2. Für den Rechtsstandpunkt der Vorinstanzen ist daraus allerdings nichts gewonnen:
2.1. Das Erstgericht fasste seinen Aufhebungs- und Zurückweisungsbeschluss am 28. 6. 2018, somit einen Tag nach Eintritt der Rechtskraft des Bestätigungsbeschlusses. Mit Eintritt dieser Rechtskraft war aber gemäß § 152b Abs 2 IO das Insolvenzverfahren aufgehoben worden.
2.2. Zur Heilung der Nichtigkeit (und damit Wegfall eines Klagezurückweisungsgrundes) kommt es beispielsweise, wenn vor der gerichtlichen Wahrnehmung der Unzulässigkeit des Rechtswegs der Prozessgegner des anmeldenden Gläubigers in der Prüfungstagsatzung eine Bestreitungserklärung abgegeben hat (RIS‑Justiz RS0119602; vgl auch 2 Ob 261/05d).
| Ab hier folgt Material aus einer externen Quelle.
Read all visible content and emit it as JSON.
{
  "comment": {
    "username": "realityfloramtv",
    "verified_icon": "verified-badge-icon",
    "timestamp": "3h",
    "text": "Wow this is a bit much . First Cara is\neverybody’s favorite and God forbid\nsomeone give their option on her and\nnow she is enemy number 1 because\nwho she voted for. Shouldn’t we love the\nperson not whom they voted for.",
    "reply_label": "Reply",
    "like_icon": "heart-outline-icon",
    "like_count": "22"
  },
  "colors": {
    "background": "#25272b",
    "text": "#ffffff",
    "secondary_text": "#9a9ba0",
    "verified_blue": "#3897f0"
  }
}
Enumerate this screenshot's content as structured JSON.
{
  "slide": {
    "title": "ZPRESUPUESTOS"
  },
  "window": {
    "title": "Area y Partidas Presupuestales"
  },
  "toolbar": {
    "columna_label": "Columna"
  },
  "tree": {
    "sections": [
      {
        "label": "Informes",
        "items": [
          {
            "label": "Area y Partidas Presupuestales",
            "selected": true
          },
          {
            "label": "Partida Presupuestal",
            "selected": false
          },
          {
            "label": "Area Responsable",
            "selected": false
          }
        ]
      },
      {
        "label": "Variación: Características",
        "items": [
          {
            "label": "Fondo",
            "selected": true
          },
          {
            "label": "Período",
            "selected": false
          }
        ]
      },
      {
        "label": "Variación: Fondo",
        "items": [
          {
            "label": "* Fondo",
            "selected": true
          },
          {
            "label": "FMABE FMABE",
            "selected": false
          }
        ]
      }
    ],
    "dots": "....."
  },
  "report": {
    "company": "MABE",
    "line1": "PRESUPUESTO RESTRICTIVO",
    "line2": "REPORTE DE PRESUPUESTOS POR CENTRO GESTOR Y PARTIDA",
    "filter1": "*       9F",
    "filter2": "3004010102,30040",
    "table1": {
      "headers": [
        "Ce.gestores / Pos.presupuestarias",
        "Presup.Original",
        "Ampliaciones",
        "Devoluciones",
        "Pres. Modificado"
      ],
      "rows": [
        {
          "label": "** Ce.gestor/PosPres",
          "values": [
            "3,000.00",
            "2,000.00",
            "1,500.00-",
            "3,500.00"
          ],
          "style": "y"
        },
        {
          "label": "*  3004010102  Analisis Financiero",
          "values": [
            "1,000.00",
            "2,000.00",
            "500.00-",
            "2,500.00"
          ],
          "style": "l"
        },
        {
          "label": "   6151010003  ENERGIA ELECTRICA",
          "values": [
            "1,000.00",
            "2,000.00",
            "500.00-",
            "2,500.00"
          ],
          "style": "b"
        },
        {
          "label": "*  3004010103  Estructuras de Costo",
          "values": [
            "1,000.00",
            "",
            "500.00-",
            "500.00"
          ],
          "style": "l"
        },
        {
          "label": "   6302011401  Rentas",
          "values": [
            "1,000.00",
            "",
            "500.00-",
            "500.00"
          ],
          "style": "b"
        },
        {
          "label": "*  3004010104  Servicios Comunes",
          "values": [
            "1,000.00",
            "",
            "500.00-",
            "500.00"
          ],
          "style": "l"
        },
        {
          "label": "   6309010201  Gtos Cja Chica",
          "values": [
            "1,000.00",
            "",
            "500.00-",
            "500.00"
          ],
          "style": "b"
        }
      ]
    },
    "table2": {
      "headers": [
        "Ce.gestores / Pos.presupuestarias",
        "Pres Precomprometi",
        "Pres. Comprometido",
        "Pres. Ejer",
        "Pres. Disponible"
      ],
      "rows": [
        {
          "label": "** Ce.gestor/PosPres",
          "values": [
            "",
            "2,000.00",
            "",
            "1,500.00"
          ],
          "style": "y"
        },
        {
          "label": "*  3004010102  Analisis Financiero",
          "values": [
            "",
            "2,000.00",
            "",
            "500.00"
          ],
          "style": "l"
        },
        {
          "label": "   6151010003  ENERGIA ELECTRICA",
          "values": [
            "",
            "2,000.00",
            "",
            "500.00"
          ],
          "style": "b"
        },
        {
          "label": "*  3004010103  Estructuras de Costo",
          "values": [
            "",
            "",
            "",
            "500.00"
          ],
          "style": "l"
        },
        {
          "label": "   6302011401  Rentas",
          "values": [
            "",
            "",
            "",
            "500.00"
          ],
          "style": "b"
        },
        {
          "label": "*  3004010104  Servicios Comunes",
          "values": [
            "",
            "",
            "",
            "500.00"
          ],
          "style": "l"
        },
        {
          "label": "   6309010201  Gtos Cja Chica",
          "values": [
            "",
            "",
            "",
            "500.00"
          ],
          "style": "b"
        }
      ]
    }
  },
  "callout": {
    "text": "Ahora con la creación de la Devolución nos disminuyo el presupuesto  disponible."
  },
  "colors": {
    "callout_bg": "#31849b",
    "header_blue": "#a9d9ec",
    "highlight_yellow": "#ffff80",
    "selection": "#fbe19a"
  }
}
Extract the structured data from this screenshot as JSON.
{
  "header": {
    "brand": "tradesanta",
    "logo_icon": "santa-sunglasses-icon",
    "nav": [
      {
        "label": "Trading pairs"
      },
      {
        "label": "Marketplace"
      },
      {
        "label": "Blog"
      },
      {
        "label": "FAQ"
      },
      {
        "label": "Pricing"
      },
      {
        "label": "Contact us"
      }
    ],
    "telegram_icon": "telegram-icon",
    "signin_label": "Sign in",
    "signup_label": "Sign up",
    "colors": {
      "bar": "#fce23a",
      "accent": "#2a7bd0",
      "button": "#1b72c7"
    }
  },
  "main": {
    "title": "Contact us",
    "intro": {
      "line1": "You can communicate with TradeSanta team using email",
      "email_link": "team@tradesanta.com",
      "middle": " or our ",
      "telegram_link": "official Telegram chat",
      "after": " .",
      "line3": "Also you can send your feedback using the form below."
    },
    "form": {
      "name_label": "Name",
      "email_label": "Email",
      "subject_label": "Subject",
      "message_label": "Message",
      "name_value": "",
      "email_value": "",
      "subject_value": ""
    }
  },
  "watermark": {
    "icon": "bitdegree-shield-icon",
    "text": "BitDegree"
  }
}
Dies wird in der Entscheidung 9 ObA 105/04p damit begründet, dass – wenngleich die Prozessvoraussetzungen in jeder Lage des Verfahrens gegeben sein müssen – ihr früheres Fehlen unbeachtlich wird, wenn sie noch im Laufe des Verfahrens eintreten (RIS‑Justiz RS0039748). Dieser Grundsatz gilt ganz allgemein für den nachträglichen Wegfall des Prozesshindernisses der Unzulässigkeit des Rechtswegs (vgl bloß 5 Ob 523/95), aber etwa auch der inländischen Gerichtsbarkeit, der Unzuständigkeit oder der Streitanhängigkeit; maßgeblich sind die Verhältnisse im Zeitpunkt der erstgerichtlichen Entscheidung (6 Ob 598/91). Ganz allgemein gilt der Grundsatz, dass die Frage, ob eine Prozessvoraussetzung gegeben ist oder ihr Mangel ein Prozesshindernis bildet, nach dem Sachverhalt und der Rechtslage zu beurteilen ist, wie sie im Zeitpunkt der Entscheidung über die Prozesseinrede bestehen (RIS‑Justiz RS0046564).
2.3. Da zum Zeitpunkt der Beschlussfassung erster Instanz die Prozesssperre des § 6 IO bereits weggefallen war, wäre das Verfahren nunmehr gegen die Beklagte selbst fortzuführen gewesen. Dies hat die Aufhebung der Entscheidungen der Vorinstanzen und die Abweisung des Zurückweisungsantrags der beklagten Partei zur Folge.
3. Die Entscheidung über die Kosten des Rechtsmittelverfahrens gründet sich auf § 52 ZPO.